- Anthropic has determined a newly developed AI model poses risks sufficient to withhold it from public release, according to reporting by The Hill.
- The decision is consistent with Anthropic’s Responsible Scaling Policy (RSP), which mandates halting deployment when a model crosses defined AI Safety Level thresholds.
- Anthropic’s ASL-3 designation applies to models that could provide meaningful uplift to actors seeking to create weapons capable of mass casualties, or that demonstrate autonomous replication and adaptation.
- The disclosure is among the first publicly confirmed cases of a frontier AI lab withholding a production-ready model specifically on safety grounds.
What Happened
Anthropic has decided not to release a newly developed AI model to the public after internal safety evaluations concluded the system presents risks the company is not yet equipped to adequately mitigate, The Hill reported on April 11, 2026. The company, founded by CEO Dario Amodei and President Daniela Amodei among others, has not disclosed the model’s name or the specific evaluation findings that triggered the withholding decision.

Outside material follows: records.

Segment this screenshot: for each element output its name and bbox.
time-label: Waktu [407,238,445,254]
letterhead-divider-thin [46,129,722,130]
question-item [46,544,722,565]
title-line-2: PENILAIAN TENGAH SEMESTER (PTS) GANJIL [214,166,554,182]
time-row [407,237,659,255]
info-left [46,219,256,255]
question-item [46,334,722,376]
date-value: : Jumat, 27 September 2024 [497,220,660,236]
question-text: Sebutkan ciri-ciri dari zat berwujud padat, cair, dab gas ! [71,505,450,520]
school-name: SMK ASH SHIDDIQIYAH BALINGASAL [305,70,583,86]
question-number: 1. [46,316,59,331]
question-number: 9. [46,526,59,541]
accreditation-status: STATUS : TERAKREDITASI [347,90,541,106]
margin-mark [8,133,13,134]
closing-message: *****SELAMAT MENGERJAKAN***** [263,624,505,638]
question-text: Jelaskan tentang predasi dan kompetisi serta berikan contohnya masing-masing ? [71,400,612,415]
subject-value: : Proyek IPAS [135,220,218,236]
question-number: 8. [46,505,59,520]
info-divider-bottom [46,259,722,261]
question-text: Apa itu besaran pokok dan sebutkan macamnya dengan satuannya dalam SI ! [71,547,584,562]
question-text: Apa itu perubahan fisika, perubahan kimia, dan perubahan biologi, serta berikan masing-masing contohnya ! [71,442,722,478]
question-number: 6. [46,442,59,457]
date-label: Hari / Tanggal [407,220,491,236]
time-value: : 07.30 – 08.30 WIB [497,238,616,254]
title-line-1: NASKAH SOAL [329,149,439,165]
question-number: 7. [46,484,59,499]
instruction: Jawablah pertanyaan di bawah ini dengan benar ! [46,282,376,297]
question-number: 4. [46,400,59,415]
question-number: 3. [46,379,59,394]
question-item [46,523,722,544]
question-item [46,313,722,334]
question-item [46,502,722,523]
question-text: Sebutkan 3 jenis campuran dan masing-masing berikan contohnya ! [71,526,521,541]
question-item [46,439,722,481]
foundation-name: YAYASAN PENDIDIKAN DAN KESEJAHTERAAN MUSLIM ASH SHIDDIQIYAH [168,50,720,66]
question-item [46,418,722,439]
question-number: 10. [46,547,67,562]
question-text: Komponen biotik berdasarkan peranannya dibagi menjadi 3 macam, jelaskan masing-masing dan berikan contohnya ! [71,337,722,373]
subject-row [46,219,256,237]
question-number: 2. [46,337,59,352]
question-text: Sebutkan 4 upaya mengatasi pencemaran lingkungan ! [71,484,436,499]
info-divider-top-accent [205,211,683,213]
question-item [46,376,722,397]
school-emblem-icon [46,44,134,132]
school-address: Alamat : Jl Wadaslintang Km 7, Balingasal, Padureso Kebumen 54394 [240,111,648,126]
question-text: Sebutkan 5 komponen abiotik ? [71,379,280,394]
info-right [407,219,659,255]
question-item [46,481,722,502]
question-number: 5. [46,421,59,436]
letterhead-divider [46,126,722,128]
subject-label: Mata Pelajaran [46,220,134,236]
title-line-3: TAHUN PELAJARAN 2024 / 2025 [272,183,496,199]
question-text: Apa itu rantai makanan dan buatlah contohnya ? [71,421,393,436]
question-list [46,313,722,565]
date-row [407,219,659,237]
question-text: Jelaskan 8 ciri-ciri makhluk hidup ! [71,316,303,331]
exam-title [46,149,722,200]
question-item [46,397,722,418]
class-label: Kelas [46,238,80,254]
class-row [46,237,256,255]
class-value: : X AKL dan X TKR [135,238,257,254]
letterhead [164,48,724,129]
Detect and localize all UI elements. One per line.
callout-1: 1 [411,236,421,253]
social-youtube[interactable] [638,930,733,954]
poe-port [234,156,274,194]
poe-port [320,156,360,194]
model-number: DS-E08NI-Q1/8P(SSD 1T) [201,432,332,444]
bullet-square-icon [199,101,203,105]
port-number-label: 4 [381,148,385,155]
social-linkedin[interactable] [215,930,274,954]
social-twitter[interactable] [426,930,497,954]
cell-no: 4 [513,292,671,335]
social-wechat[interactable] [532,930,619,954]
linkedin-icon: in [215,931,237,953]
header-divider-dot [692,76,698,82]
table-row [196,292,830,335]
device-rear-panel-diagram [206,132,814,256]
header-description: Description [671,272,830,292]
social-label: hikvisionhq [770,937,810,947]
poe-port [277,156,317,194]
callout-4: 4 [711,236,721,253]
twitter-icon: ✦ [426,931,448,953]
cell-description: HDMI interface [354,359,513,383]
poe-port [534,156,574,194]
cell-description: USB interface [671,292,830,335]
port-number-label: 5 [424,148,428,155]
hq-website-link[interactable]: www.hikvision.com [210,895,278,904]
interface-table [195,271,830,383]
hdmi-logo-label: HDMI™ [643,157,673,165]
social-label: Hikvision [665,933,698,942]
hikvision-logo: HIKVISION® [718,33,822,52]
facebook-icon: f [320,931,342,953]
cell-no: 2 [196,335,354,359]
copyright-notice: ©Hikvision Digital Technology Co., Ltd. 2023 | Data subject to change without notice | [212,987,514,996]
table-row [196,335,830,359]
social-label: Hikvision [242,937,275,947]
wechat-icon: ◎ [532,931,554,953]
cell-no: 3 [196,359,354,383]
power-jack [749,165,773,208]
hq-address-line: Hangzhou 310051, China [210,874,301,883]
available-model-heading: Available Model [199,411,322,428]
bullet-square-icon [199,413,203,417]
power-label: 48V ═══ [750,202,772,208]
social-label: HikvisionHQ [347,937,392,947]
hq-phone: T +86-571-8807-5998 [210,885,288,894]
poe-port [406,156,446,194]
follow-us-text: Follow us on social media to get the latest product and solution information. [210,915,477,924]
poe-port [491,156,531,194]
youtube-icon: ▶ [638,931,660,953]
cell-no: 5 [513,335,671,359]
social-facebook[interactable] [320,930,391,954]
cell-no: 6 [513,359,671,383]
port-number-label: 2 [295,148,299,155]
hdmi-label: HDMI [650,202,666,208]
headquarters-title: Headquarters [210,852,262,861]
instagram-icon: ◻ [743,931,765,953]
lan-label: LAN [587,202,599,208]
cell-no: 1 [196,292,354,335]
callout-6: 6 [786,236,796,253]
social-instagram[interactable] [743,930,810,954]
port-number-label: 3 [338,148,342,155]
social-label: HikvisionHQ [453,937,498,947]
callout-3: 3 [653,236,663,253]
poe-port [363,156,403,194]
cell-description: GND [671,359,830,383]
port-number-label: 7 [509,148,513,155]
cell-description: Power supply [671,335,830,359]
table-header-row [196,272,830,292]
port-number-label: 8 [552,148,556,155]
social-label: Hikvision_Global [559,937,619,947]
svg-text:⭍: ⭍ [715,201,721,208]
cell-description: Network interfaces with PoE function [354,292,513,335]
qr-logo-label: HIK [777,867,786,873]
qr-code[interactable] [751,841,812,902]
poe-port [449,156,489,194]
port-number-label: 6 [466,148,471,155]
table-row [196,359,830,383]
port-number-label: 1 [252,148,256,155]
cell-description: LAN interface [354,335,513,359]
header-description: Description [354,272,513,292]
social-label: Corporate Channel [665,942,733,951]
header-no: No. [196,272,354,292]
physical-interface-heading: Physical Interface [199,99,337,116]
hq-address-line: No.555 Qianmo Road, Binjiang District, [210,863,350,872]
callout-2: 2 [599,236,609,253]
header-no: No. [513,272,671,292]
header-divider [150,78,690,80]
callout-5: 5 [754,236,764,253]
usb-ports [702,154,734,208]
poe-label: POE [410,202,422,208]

The announcement applies the core commitment Anthropic made in its Responsible Scaling Policy (RSP), first published in September 2023 and updated in May 2024, which states the company will not deploy models that exceed defined safety thresholds without first implementing corresponding safeguards.
Why It Matters
Major AI labs including OpenAI, Google DeepMind, and Anthropic have each published voluntary safety frameworks over the past two years, but publicly confirmed cases of a lab withholding an otherwise deployable model on safety grounds have been extremely rare. Anthropic’s RSP was explicitly designed to create a binding internal obligation—not merely an aspiration—to pause development or deployment when capability thresholds are met.
The decision arrives as AI capabilities have accelerated sharply in 2025 and 2026, with multiple frontier labs shipping models that demonstrate autonomous reasoning, long-horizon task completion, and code execution at a level not seen in prior generations. The question of whether lab safety commitments would hold under competitive pressure has been a persistent concern among researchers and policymakers.
Technical Details
Anthropic’s RSP defines four AI Safety Levels. ASL-2 applies to current deployed systems. ASL-3 is triggered when a model is assessed to provide “serious uplift” to individuals or groups seeking to create biological, chemical, nuclear, or radiological weapons capable of mass casualties, or when the model demonstrates meaningful autonomous replication—the ability to acquire resources, evade shutdown, or spawn copies of itself without human assistance.
Under the RSP’s own terms, a model assessed at ASL-3 or above cannot be released until Anthropic has implemented “ASL-3 security” measures, which include significantly tighter access controls, enhanced model weight protection, and additional deployment-time monitoring. The RSP states: “We commit that we will not deploy models or allow training runs of models that we believe have crossed the ASL-3 threshold without first implementing the corresponding ASL-3 safety and security measures.”
Whether the withheld model was assessed at ASL-3 specifically, or flagged under a separate internal evaluation criterion, has not been confirmed by Anthropic as of this report.
Who’s Affected
Enterprise API customers, independent developers, and academic researchers who rely on Anthropic’s model releases will not have access to this system in its current form. Companies building products on Anthropic’s API—including those in healthcare, legal, and financial services that have adopted Claude-based tools—will continue using previously released models.
Competitors at OpenAI, Google DeepMind, Meta AI, and xAI may face renewed scrutiny over whether their own safety policies contain enforceable withholding mechanisms, or function primarily as communications frameworks. Regulatory bodies in the EU, UK, and United States have each proposed or enacted measures that would require frontier labs to disclose capability evaluation results to governments before public release.
What’s Next
Anthropic has indicated, consistent with its RSP commitments, that it will continue developing safety mitigations that could eventually allow the model to be released with adequate guardrails in place. The RSP does not set a timeline for how long a model may be held, only that the corresponding safety tier must be satisfied before deployment proceeds.
The company is expected to publish a model card or safety evaluation summary as more details become available. Whether this decision will prompt other frontier labs to conduct and disclose similar withholding assessments is not yet clear.